The process could be so exact the resulting fossils show many details of the logs’ original surfaces and, occasionally, the internal cell structures. Traces of iron and other minerals combined with quartz during the petrification process, creating the brilliant rainbow of colors. Within the larger cracks and hollows the growth of quartz crystals was not limited in size and larger crystals of clear and milky quartz, purple amethyst, and yellow citrine formed.
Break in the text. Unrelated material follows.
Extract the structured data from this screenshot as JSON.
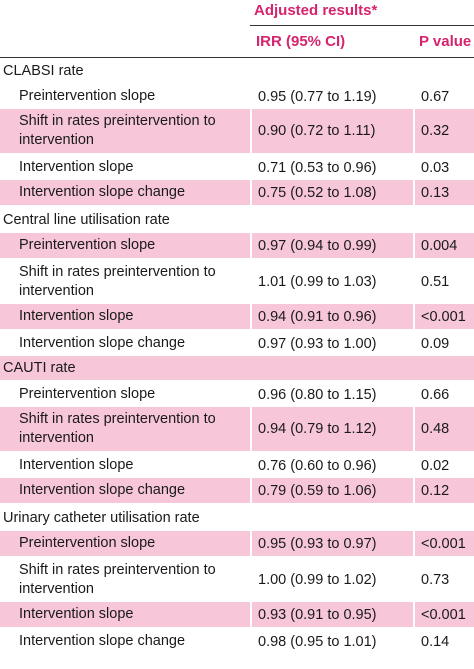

This area has endured many changes. As time passed, a thick sequence of younger rock buried the Chinle Formation. Over millions of years, the region was uplifted as part of the massive Colorado Plateau. Wind and water eroded the land, removing the younger layers of rock and exposing parts of the Chinle Formation. Now fossilized logs that were once embedded in the Chinle Formation lie strewn across the clay hills and are exposed in cliff faces. You might notice that most of the logs are broken into segments. Who cut the logs? This is one of the park’s most common questions!
People did not cut the logs. Because the sections are still in order, we know that the logs fractured after they were buried and the petrification process was complete. Composed of quartz, petrified logs are hard and brittle, breaking easily when subjected to stress. Softer sedimentary layers surround the hard logs. As the sedimentary layers shifted and settled, stress on the rigid logs caused fractures. Some researchers believe that such stress may have been produced by earthquakes or the gradual uplifting of the Colorado Plateau.
Erosion continues today. Rain and wind wear away the land, uncovering additional logs, while freezing and thawing break down the logs exposed on the surface. With the infinite patience of time, the layers of sediment will continue to erode, exposing more pages of this ancient history book.